Le colonel Eric Burgaud, soupçonné d'avoir donné l'ordre de tuer Firmin Mahé, est renvoyé pour complicité d'homicide volontaire, tout comme un militaire à bord du VBL. Un deuxième soldat à bord du blindé est renvoyé pour homicide volontaire tandis que le conducteur du véhicule, le brigadier Lianrifou Ben Youssouf, est renvoyé pour omission d'empêcher un crime.
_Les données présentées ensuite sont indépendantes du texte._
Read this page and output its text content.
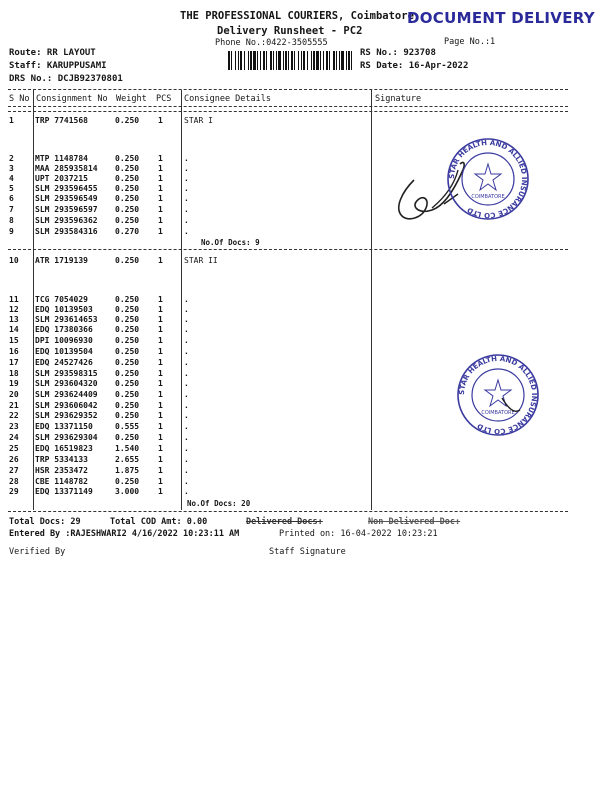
THE PROFESSIONAL COURIERS, Coimbatore
Delivery Runsheet - PC2
Phone No.:0422-3505555
DOCUMENT DELIVERY
Page No.:1
Route: RR LAYOUT
Staff: KARUPPUSAMI
DRS No.: DCJB92370801
RS No.: 923708
RS Date: 16-Apr-2022
S No Consignment No Weight PCS Consignee Details	Signature
1	TRP 7741568	0.250 1	STAR I
2	MTP 1148784	0.250 1	.
3	MAA 285935814 0.250 1	.
4	UPT 2037215	0.250 1	.
5	SLM 293596455 0.250 1	.
6	SLM 293596549 0.250 1	.
7	SLM 293596597 0.250 1	.
8	SLM 293596362 0.250 1	.
9	SLM 293584316 0.270 1	.
No.Of Docs: 9
10 ATR 1719139	0.250 1	STAR II
11 TCG 7054029	0.250 1	.
12 EDQ 10139503	0.250 1	.
13 SLM 293614653 0.250 1	.
14 EDQ 17380366	0.250 1	.
15 DPI 10096930	0.250 1	.
16 EDQ 10139504	0.250 1	.
17 EDQ 24527426	0.250 1	.
18 SLM 293598315 0.250 1	.
19 SLM 293604320 0.250 1	.
20 SLM 293624409 0.250 1	.
21 SLM 293606042 0.250 1	.
22 SLM 293629352 0.250 1	.
23 EDQ 13371150	0.555 1	.
24 SLM 293629304 0.250 1	.
25 EDQ 16519823	1.540 1	.
26 TRP 5334133	2.655 1	.
27 HSR 2353472	1.875 1	.
28 CBE 1148782	0.250 1	.
29 EDQ 13371149	3.000 1	.
No.Of Docs: 20
Total Docs: 29	Total COD Amt: 0.00	Delivered Docs:	Non Delivered Doc:
Entered By :RAJESHWARI2 4/16/2022 10:23:11 AM	Printed on: 16-04-2022 10:23:21
Verified By	Staff Signature
STAR HEALTH AND ALLIED INSURANCE CO LTD
COIMBATORE
STAR HEALTH AND ALLIED INSURANCE CO LTD
COIMBATORE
Le général Poncet bénéficie d'un non-lieu
 
Considéré par les soldats de la force Licorne comme un "coupeur de route", un bandit semant la terreur dans la région de Man (ouest du pays), Firmin Mahé avait été interpellé le 13 mai 2005 après avoir été blessé à une jambe lors d'un accrochage avec des militaires français. Il avait ensuite été conduit à une infirmerie puis dirigé vers Man sur ordre du général Poncet. Dans le blindé qui l'emmenait, il avait été étouffé par des militaires qui disaient avoir agi sur ordre. Au cours de l'instruction, le colonel Burgaud a désigné le général Poncet comme ayant donné l'ordre implicite de tuer Mahé.
 
""Roulez doucement, vous me comprenez" (...). Cela signifiait que la solution idéale était qu'il décède en route", a notamment affirmé au juge le colonel Burgaud, relatant l'ordre que lui aurait transmis le général. Le colonel avait ensuite donné l'ordre aux soldats de "prendre leur temps". L'un d'eux a reconnu devant la magistrate avoir étouffé Mahé, alors inconscient, avec un sac poubelle en plastique. Devant le juge, le général Poncet s'était fermement défendu, déclarant n'avoir "pas l'habitude de donner des ordres implicites susceptibles d'interprétation, pouvant laisser (ses) subordonnés divaguer".
 
Le tribunal aux armées de Paris est compétent pour les crimes et délits commis par ou contre des soldats français à l'étranger.